According to an article published in Nature Communications (11 October 2018), a novel vaccine designed to protect people from both Lassa fever and rabies showed promise in preclinical testing. The inactivated recombinant vaccine candidate uses a weakened rabies virus vector, or carrier. The authors inserted genetic material from Lassa virus into the rabies virus vector so the vaccine expresses surface proteins from both the Lassa virus and the rabies virus. These surface proteins prompt an immune response against both Lassa and rabies viruses. The recombinant vaccine was then inactivated to "kill" the live rabies virus used to make the carrier.

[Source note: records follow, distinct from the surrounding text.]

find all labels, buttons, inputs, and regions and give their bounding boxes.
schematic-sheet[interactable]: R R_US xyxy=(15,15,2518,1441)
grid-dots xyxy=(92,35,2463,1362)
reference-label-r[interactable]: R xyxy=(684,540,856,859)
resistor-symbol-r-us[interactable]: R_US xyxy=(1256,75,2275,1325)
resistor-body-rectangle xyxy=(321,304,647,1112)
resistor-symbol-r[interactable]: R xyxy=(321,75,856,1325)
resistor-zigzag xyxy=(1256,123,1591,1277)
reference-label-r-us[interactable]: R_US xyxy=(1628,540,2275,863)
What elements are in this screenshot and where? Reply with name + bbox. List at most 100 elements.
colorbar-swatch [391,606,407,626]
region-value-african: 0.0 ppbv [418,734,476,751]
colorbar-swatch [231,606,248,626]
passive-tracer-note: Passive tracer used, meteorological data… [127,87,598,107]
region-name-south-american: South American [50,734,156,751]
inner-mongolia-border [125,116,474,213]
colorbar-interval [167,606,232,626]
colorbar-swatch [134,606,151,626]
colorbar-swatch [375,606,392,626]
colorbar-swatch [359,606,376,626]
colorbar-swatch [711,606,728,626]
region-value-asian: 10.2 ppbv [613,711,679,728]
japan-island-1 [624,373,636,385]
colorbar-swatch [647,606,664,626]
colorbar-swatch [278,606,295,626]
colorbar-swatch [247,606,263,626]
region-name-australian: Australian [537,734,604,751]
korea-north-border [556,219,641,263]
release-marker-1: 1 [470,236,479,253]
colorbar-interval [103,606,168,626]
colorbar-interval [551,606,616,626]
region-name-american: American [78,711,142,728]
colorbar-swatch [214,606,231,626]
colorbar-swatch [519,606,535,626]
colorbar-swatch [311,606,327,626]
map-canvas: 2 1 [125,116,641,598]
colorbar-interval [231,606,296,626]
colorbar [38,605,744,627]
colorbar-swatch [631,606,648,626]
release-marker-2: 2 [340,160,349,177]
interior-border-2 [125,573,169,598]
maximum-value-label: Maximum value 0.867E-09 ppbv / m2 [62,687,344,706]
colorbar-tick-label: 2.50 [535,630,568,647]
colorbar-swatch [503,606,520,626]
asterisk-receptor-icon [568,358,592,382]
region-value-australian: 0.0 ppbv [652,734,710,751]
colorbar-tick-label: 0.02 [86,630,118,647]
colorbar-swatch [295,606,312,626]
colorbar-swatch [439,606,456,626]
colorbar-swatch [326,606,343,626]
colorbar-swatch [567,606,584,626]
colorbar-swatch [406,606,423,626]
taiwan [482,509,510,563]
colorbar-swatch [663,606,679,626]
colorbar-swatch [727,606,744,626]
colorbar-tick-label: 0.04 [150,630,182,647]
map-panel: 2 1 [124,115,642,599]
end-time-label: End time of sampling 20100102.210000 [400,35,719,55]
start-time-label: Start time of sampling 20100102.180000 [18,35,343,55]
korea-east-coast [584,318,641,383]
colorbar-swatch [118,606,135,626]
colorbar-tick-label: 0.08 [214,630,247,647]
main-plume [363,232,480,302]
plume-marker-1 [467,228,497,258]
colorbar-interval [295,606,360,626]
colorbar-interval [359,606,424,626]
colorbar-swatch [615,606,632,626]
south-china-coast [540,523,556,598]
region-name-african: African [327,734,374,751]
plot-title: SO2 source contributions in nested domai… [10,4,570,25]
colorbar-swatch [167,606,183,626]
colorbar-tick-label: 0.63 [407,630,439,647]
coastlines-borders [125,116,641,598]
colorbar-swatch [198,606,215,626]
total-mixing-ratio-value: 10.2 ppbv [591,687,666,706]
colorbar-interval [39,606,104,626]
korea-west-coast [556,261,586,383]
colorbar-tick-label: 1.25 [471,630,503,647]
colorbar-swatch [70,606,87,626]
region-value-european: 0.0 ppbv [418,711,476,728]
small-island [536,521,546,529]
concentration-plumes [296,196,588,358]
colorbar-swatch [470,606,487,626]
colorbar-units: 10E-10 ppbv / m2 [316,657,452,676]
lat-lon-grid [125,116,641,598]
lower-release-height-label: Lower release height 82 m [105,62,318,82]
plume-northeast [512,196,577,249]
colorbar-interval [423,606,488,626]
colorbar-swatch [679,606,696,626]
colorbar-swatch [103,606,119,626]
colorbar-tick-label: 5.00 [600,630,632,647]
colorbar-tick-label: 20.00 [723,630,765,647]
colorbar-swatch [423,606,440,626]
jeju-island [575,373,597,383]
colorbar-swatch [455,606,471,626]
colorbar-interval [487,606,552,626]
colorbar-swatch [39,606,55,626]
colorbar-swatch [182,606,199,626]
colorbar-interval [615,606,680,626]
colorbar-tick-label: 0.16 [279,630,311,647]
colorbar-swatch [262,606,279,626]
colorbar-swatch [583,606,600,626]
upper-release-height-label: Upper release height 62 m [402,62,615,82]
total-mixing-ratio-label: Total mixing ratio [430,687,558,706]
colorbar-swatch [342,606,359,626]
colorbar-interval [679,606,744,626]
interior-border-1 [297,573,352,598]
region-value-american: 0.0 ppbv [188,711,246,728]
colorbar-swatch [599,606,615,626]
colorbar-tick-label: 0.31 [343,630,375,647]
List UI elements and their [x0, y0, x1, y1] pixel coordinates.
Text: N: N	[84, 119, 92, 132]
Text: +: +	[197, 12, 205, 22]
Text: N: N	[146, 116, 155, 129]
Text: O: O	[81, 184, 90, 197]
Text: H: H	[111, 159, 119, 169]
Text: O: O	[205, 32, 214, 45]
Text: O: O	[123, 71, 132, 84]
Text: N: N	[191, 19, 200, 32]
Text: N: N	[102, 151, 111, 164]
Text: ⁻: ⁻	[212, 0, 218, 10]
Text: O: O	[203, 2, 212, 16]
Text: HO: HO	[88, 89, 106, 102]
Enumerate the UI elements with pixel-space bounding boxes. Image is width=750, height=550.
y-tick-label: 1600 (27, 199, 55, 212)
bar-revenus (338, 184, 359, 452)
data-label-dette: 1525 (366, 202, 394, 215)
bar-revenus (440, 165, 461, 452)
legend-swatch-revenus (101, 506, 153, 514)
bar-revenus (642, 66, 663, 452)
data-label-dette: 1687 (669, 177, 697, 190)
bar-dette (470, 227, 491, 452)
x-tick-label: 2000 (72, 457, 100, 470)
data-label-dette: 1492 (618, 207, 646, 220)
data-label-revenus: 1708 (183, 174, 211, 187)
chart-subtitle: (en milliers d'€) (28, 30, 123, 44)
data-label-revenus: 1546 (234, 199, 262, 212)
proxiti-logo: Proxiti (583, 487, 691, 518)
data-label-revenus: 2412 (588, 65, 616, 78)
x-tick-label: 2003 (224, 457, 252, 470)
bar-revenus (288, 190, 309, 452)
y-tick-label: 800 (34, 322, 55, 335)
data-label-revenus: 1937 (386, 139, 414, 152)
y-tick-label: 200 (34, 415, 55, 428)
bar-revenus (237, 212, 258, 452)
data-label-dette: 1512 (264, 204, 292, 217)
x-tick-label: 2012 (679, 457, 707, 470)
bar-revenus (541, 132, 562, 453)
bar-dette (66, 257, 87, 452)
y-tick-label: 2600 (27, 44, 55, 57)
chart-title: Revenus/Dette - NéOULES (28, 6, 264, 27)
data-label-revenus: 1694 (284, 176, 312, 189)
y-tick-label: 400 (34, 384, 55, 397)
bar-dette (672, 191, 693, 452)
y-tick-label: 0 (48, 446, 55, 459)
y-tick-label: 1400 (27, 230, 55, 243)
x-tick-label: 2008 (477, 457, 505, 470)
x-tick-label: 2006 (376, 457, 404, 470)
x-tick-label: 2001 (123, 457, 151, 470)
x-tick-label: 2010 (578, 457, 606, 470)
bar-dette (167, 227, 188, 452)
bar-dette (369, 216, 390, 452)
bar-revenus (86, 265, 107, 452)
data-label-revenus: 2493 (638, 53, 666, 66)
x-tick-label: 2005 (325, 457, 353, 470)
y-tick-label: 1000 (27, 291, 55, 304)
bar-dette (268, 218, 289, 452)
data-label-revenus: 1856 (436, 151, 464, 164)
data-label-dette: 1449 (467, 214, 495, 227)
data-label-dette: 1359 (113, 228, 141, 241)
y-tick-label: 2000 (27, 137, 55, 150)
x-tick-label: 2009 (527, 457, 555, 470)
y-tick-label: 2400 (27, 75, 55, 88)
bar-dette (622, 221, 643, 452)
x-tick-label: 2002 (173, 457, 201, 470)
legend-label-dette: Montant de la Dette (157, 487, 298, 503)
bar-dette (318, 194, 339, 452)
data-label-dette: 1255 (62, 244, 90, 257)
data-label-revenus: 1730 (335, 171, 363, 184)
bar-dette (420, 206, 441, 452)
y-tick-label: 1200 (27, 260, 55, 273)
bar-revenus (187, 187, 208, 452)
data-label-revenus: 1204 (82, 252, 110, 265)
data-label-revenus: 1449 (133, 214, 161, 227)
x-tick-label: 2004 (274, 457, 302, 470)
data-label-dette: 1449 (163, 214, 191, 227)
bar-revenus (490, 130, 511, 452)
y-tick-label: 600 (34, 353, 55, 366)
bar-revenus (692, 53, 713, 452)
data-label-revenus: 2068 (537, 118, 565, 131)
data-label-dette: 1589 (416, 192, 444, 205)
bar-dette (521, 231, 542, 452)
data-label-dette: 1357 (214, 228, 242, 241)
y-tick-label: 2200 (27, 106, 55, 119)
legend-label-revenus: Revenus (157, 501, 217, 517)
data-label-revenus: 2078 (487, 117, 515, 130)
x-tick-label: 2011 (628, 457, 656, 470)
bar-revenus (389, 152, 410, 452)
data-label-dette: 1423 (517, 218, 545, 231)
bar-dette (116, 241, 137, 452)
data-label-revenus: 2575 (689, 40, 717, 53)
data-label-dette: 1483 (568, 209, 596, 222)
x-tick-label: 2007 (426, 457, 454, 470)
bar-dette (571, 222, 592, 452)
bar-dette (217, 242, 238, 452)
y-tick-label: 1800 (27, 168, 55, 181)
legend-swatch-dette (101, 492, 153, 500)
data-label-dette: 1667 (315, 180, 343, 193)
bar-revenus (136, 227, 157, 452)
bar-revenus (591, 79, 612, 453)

The newly published findings show that LASSARAB, when administered with GLA-SE adjuvant (an immune response-stimulating protein), elicits antibodies against Lassa virus and rabies virus in mouse and guinea pig models. The vaccine also protected guinea pigs from Lassa fever after being exposed to the virus 58 days after vaccination. Prior research indicated that an antibody-mediated immune response is not correlated with protection from Lassa fever, the authors note. However, the new findings show that high levels of non-neutralizing immunoglobulin G (IgG) antibodies that bind to the Lassa virus surface protein correlate with protection against Lassa virus. Levels of this type of antibody could potentially be a Lassa fever correlate of protection used to determine vaccine efficacy, according to the authors. They note the next step is to evaluate the experimental vaccine in nonhuman primates before advancing to human clinical trials.